那一泓明黄色的汤泉朝着万象剑宗真传弟子的身形疾驰而去的瞬间。
火光之中。
柳洞清不知联想到了什么。
此刻脸上甚至展现出了一抹甚是扭曲的表情。
但柳洞清仍旧在目不转睛的看着斗法的现场。
并且。
因为程应诀和杜抚弦的相继登场。
柳洞清已经看清楚了祭咒元宗修法的部分关隘。
他们或许并非是真正大器晚成的老叟和老妪。
自圣玄大战开启,柳洞清凡所见证的诸教法统之中,实则唯大成仙教,因为修行难度的缘故,此教的真传少说比大家伙平均高出了十岁还多。
而祭咒元宗的诸位真传却并非本质上的苍老。
他们的本相,或许是和自己等人,一般无二的年轻人才对。
只是因为修法的特殊。
那源自祭咒元宗的上下两部,拢共十道大咒的力量在体内凝聚,最先受到这无形无相邪咒之力那沉重负累的,实则是他们自己的形神。
在销蚀对手的形神与功果之前。
这些邪咒之力,便已经先一步在销蚀着己身的形神与生机本源。
这也是为什么。
此前程应诀接连七道咒术打出,越打反而自己越年轻的缘故。
一身积攒的澎湃咒力在宣泄的过程之中,自己的形神与生机在重新得以焕发。
而最终,伴随着许瞻的殒亡。
伴随着他整个人性命与功果都和那咒术之力融为一体,化作某种更为邪异,更满蕴着劫气的齑粉尘埃。

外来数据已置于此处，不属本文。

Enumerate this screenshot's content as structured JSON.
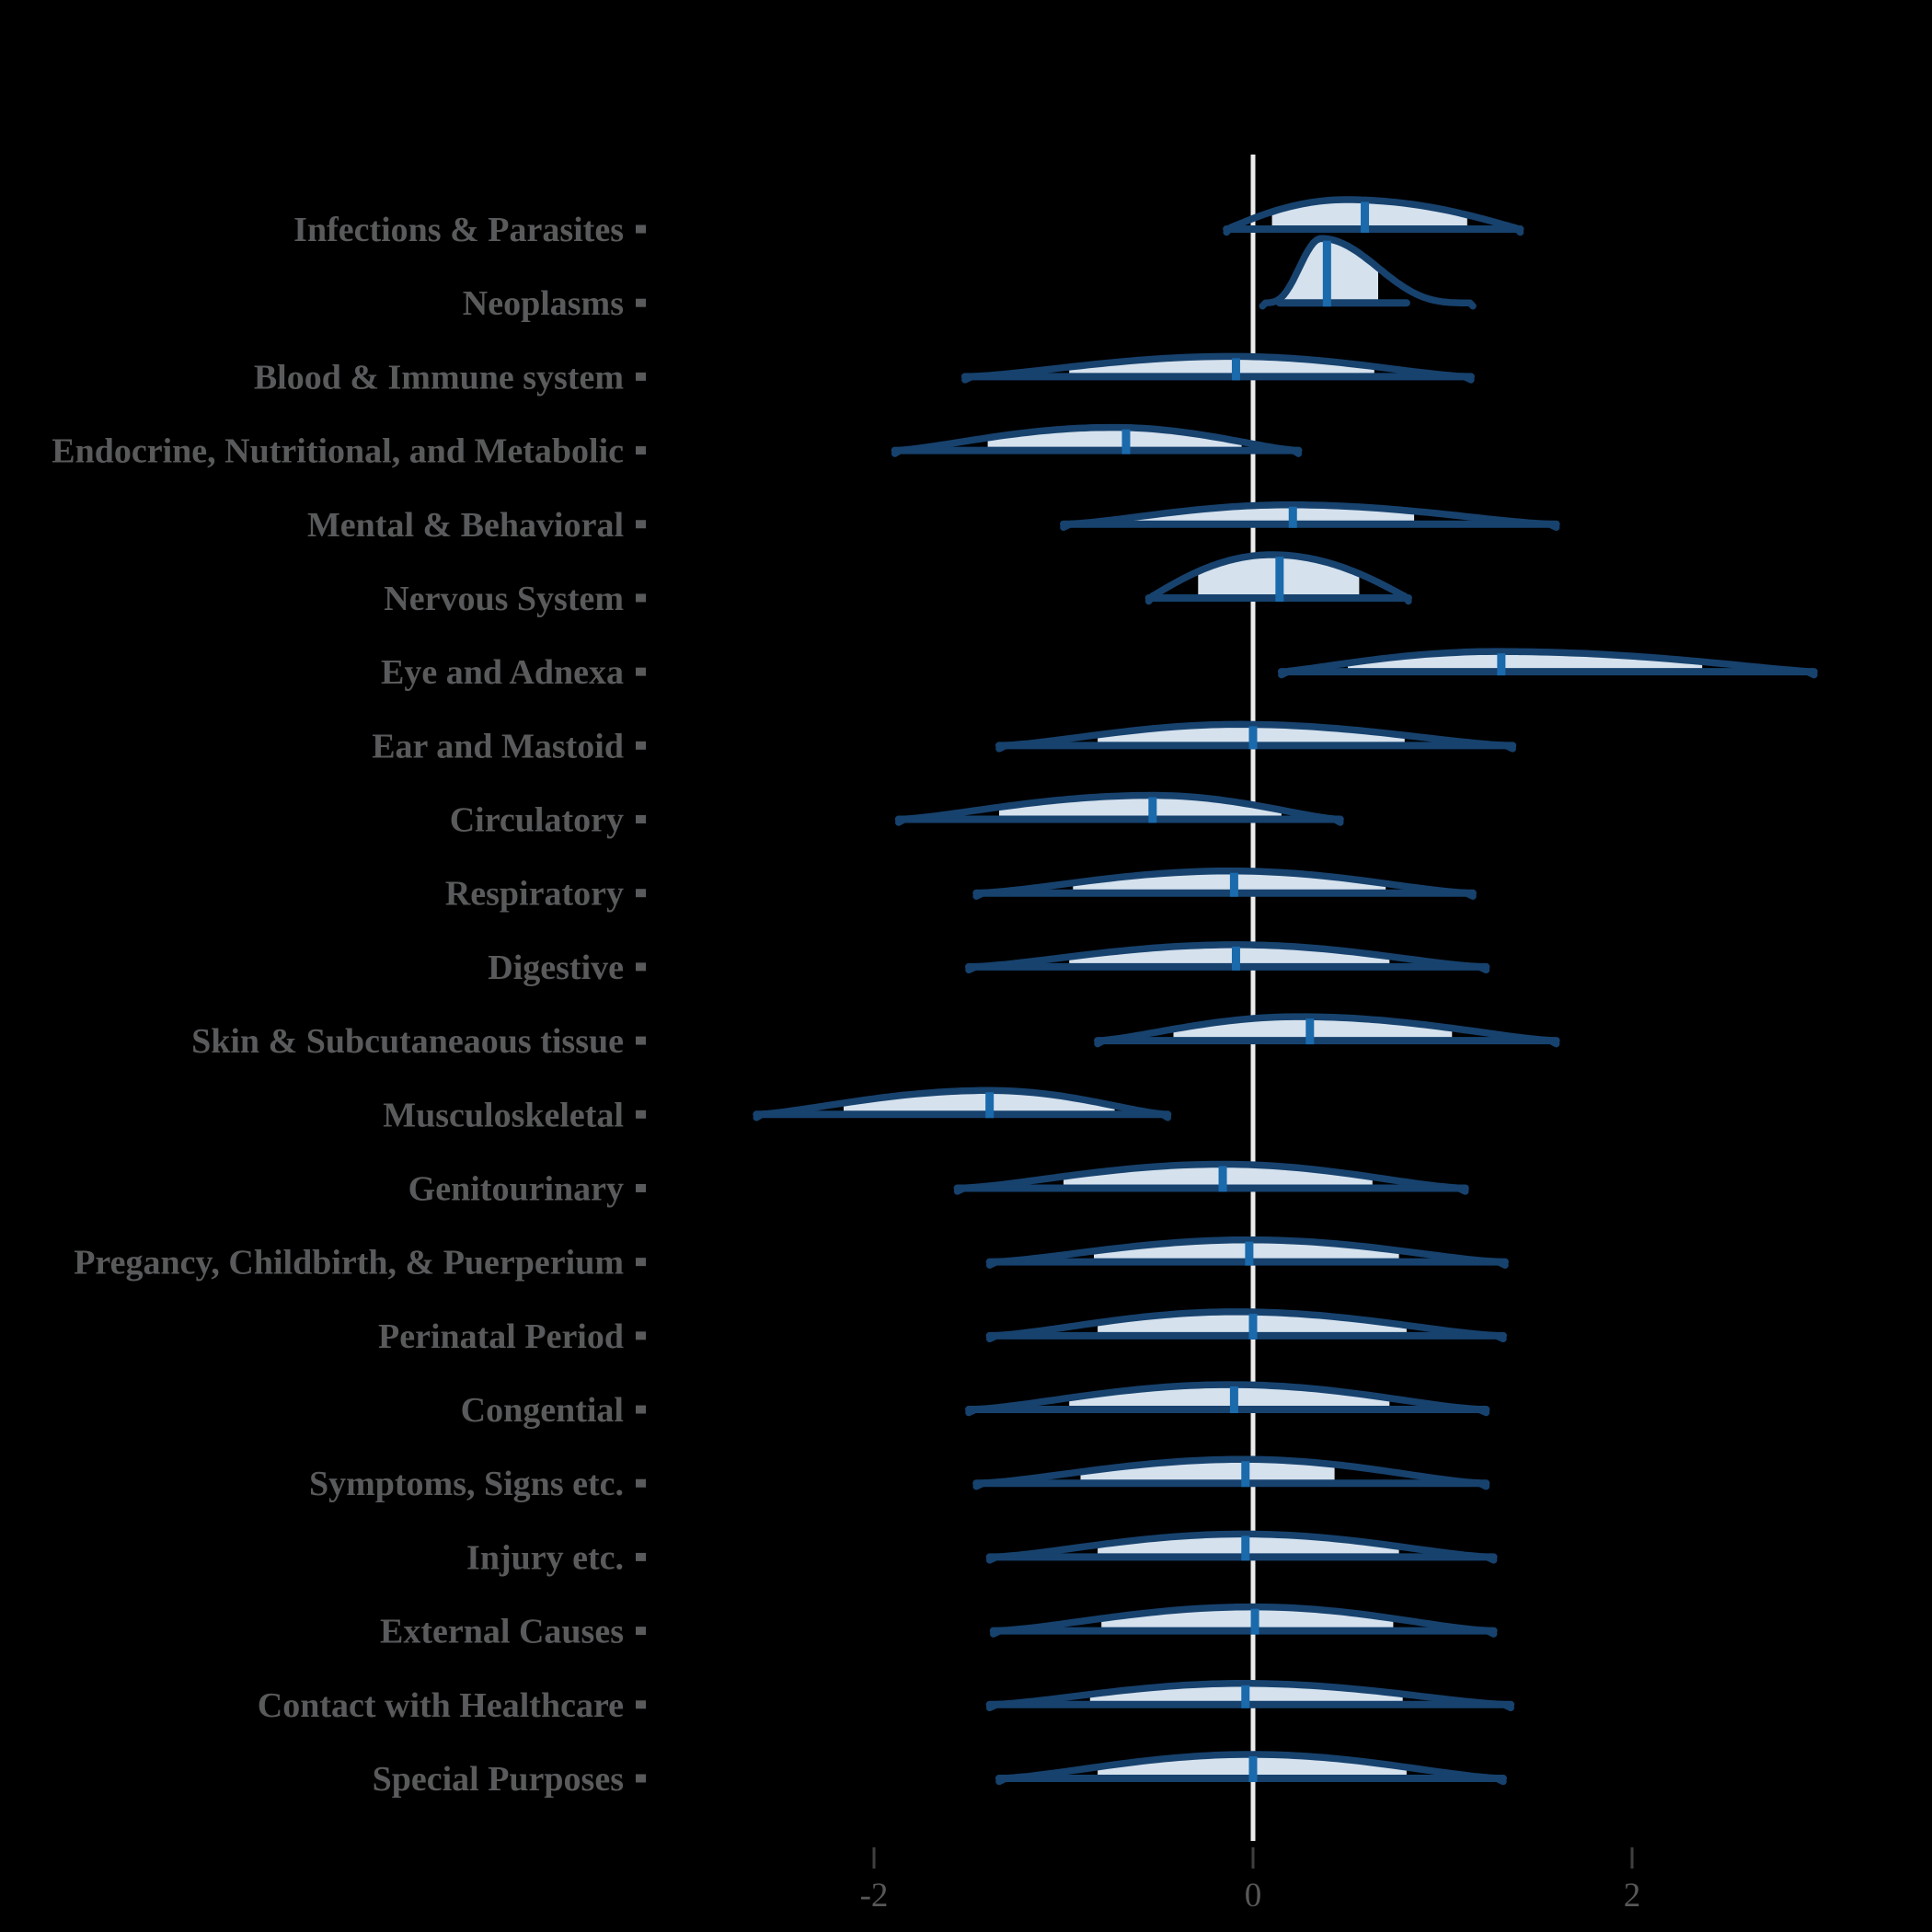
{
  "style": {
    "background": "#000000",
    "density_outline": "#17426E",
    "density_fill": "#D5E1ED",
    "median_line": "#1A6AAC",
    "zero_line": "#EDEDED",
    "label_color": "#595A5C",
    "tick_mark_color": "#3F3F3F",
    "tick_text_color": "#58585A"
  },
  "chart_data": {
    "type": "area",
    "subtype": "ridgeline-half-violin-densities",
    "title": "",
    "xlabel": "",
    "ylabel": "",
    "x_ticks": [
      -2,
      0,
      2
    ],
    "x_tick_labels": [
      "-2",
      "0",
      "2"
    ],
    "xlim": [
      -3.4,
      3.6
    ],
    "reference_line_x": 0,
    "legend": "none",
    "grid": false,
    "categories": [
      "Infections & Parasites",
      "Neoplasms",
      "Blood & Immune system",
      "Endocrine, Nutritional, and Metabolic",
      "Mental & Behavioral",
      "Nervous System",
      "Eye and Adnexa",
      "Ear and Mastoid",
      "Circulatory",
      "Respiratory",
      "Digestive",
      "Skin & Subcutaneaous tissue",
      "Musculoskeletal",
      "Genitourinary",
      "Pregancy, Childbirth, & Puerperium",
      "Perinatal Period",
      "Congential",
      "Symptoms, Signs etc.",
      "Injury etc.",
      "External Causes",
      "Contact with Healthcare",
      "Special Purposes"
    ],
    "rows": [
      {
        "label": "Infections & Parasites",
        "support": [
          -0.14,
          1.41
        ],
        "mode": 0.49,
        "median": 0.59,
        "fill_interval": [
          0.1,
          1.13
        ],
        "peak": 32,
        "shape": 1.1
      },
      {
        "label": "Neoplasms",
        "support": [
          0.14,
          0.81
        ],
        "curve_support": [
          0.05,
          1.16
        ],
        "mode": 0.36,
        "median": 0.39,
        "fill_interval": [
          0.15,
          0.66
        ],
        "peak": 70,
        "shape": 4.0
      },
      {
        "label": "Blood & Immune system",
        "support": [
          -1.52,
          1.15
        ],
        "mode": -0.11,
        "median": -0.09,
        "fill_interval": [
          -0.97,
          0.64
        ],
        "peak": 22,
        "shape": 1.6
      },
      {
        "label": "Endocrine, Nutritional, and Metabolic",
        "support": [
          -1.89,
          0.24
        ],
        "mode": -0.74,
        "median": -0.67,
        "fill_interval": [
          -1.4,
          -0.06
        ],
        "peak": 25,
        "shape": 1.5
      },
      {
        "label": "Mental & Behavioral",
        "support": [
          -1.0,
          1.6
        ],
        "mode": 0.19,
        "median": 0.21,
        "fill_interval": [
          -0.67,
          0.85
        ],
        "peak": 21,
        "shape": 1.6
      },
      {
        "label": "Nervous System",
        "support": [
          -0.55,
          0.82
        ],
        "mode": 0.1,
        "median": 0.14,
        "fill_interval": [
          -0.29,
          0.56
        ],
        "peak": 47,
        "shape": 1.1
      },
      {
        "label": "Eye and Adnexa",
        "support": [
          0.15,
          2.96
        ],
        "mode": 1.29,
        "median": 1.31,
        "fill_interval": [
          0.5,
          2.37
        ],
        "peak": 22,
        "shape": 1.3
      },
      {
        "label": "Ear and Mastoid",
        "support": [
          -1.34,
          1.37
        ],
        "mode": -0.07,
        "median": 0.0,
        "fill_interval": [
          -0.82,
          0.8
        ],
        "peak": 23,
        "shape": 1.6
      },
      {
        "label": "Circulatory",
        "support": [
          -1.87,
          0.46
        ],
        "mode": -0.53,
        "median": -0.53,
        "fill_interval": [
          -1.34,
          0.15
        ],
        "peak": 26,
        "shape": 1.5
      },
      {
        "label": "Respiratory",
        "support": [
          -1.46,
          1.16
        ],
        "mode": -0.12,
        "median": -0.1,
        "fill_interval": [
          -0.95,
          0.7
        ],
        "peak": 24,
        "shape": 1.6
      },
      {
        "label": "Digestive",
        "support": [
          -1.5,
          1.23
        ],
        "mode": -0.09,
        "median": -0.09,
        "fill_interval": [
          -0.97,
          0.72
        ],
        "peak": 24,
        "shape": 1.6
      },
      {
        "label": "Skin & Subcutaneaous tissue",
        "support": [
          -0.82,
          1.6
        ],
        "mode": 0.24,
        "median": 0.3,
        "fill_interval": [
          -0.42,
          1.05
        ],
        "peak": 26,
        "shape": 1.5
      },
      {
        "label": "Musculoskeletal",
        "support": [
          -2.62,
          -0.45
        ],
        "mode": -1.39,
        "median": -1.39,
        "fill_interval": [
          -2.16,
          -0.73
        ],
        "peak": 26,
        "shape": 1.5
      },
      {
        "label": "Genitourinary",
        "support": [
          -1.56,
          1.12
        ],
        "mode": -0.16,
        "median": -0.16,
        "fill_interval": [
          -1.0,
          0.63
        ],
        "peak": 26,
        "shape": 1.6
      },
      {
        "label": "Pregancy, Childbirth, & Puerperium",
        "support": [
          -1.39,
          1.33
        ],
        "mode": -0.02,
        "median": -0.02,
        "fill_interval": [
          -0.84,
          0.77
        ],
        "peak": 24,
        "shape": 1.6
      },
      {
        "label": "Perinatal Period",
        "support": [
          -1.39,
          1.32
        ],
        "mode": -0.09,
        "median": 0.0,
        "fill_interval": [
          -0.82,
          0.81
        ],
        "peak": 26,
        "shape": 1.6
      },
      {
        "label": "Congential",
        "support": [
          -1.5,
          1.23
        ],
        "mode": -0.12,
        "median": -0.1,
        "fill_interval": [
          -0.97,
          0.72
        ],
        "peak": 27,
        "shape": 1.6
      },
      {
        "label": "Symptoms, Signs etc.",
        "support": [
          -1.46,
          1.23
        ],
        "mode": -0.05,
        "median": -0.04,
        "fill_interval": [
          -0.91,
          0.43
        ],
        "peak": 26,
        "shape": 1.6
      },
      {
        "label": "Injury etc.",
        "support": [
          -1.39,
          1.27
        ],
        "mode": -0.05,
        "median": -0.04,
        "fill_interval": [
          -0.82,
          0.77
        ],
        "peak": 25,
        "shape": 1.6
      },
      {
        "label": "External Causes",
        "support": [
          -1.37,
          1.27
        ],
        "mode": 0.0,
        "median": 0.01,
        "fill_interval": [
          -0.8,
          0.74
        ],
        "peak": 26,
        "shape": 1.6
      },
      {
        "label": "Contact with Healthcare",
        "support": [
          -1.39,
          1.36
        ],
        "mode": -0.05,
        "median": -0.04,
        "fill_interval": [
          -0.86,
          0.79
        ],
        "peak": 23,
        "shape": 1.6
      },
      {
        "label": "Special Purposes",
        "support": [
          -1.34,
          1.32
        ],
        "mode": -0.01,
        "median": 0.0,
        "fill_interval": [
          -0.82,
          0.81
        ],
        "peak": 26,
        "shape": 1.6
      }
    ]
  }
}
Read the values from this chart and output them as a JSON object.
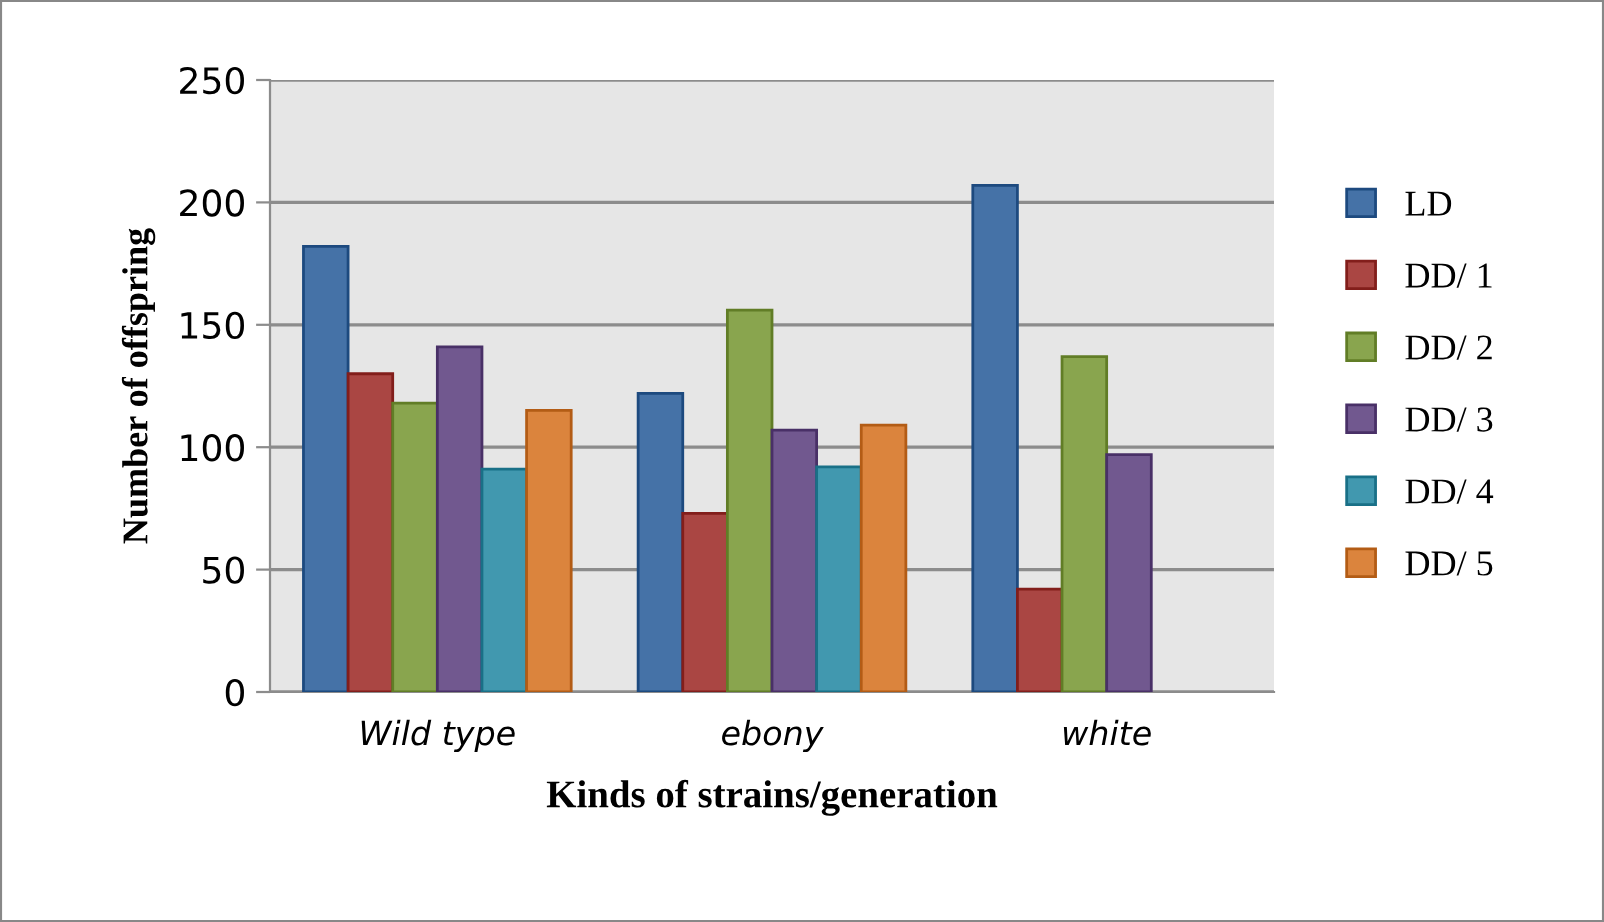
{
  "chart_data": {
    "type": "bar",
    "xlabel": "Kinds of strains/generation",
    "ylabel": "Number of offspring",
    "categories": [
      "Wild type",
      "ebony",
      "white"
    ],
    "series": [
      {
        "name": "LD",
        "color": "#4572a7",
        "values": [
          182,
          122,
          207
        ]
      },
      {
        "name": "DD/ 1",
        "color": "#aa4643",
        "values": [
          130,
          73,
          42
        ]
      },
      {
        "name": "DD/ 2",
        "color": "#89a54e",
        "values": [
          118,
          156,
          137
        ]
      },
      {
        "name": "DD/ 3",
        "color": "#71588f",
        "values": [
          141,
          107,
          97
        ]
      },
      {
        "name": "DD/ 4",
        "color": "#4198af",
        "values": [
          91,
          92,
          null
        ]
      },
      {
        "name": "DD/ 5",
        "color": "#db843d",
        "values": [
          115,
          109,
          null
        ]
      }
    ],
    "ylim": [
      0,
      250
    ],
    "yticks": [
      0,
      50,
      100,
      150,
      200,
      250
    ],
    "grid": "y",
    "legend": "right"
  }
}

此等劫咒之力不再回归程应诀的身形,而是落入黄铜香炉之中。
程应诀稍显年轻态的形神与气机,也得以稳稳地锚定。
这同样意味着。
先前祭咒元宗的修士,积攒在体内的澎湃咒力,仍旧非是这一法统修行的功果彻底成就的体现。
柳洞清敏锐地意识到。
这是一个以杀证道的宗门!
唯有以这般杀生的方式,真正以咒力陨灭了生灵之后,在生死之间,最终凝聚的劫咒之力,才是这一宗修士之法统,所达成的“法力”产物。
伴随着杀生的愈来愈多。
体内的咒力不断的蜕变为这等劫咒之力。
其人形神与生机也会一点点重新焕发新生。
待得沉疴尽去的时候。
想来便是此宗修士真正走通了筑基修途,功果圆满,得以更上层楼的时候。
更为内层的秘辛难以窥见清楚。
但是此刻。
柳洞清已经看清了此宗真传修士,在筑基一境的修途。
而程应诀和杜抚弦之间的区别。
无非是一个上来兼修数咒,一个精于一道而已。
而也正就在柳洞清这样目不转睛的凝视之下。
接下来的一切都仿佛是在印证着他对于祭咒元宗修途的判断一般。
在那一泓明黄色的汤泉面前。
万象剑宗的弟子也骤然间变了脸色。
白玉剑葫倾倒的瞬间。
漫天的银白剑华铺陈开来,汹汹剑气呼啸,如汪洋大海也似,轮转着某种近乎丹韵的剑气符阵,以周全圆融之意,朝着那道明黄色汤泉席卷而去。
声势甚为可观。
这白玉剑葫在万象剑宗之中,大抵类似五火七禽宝扇一般,属于顶尖的,有着真形图录传承的筑基法韵。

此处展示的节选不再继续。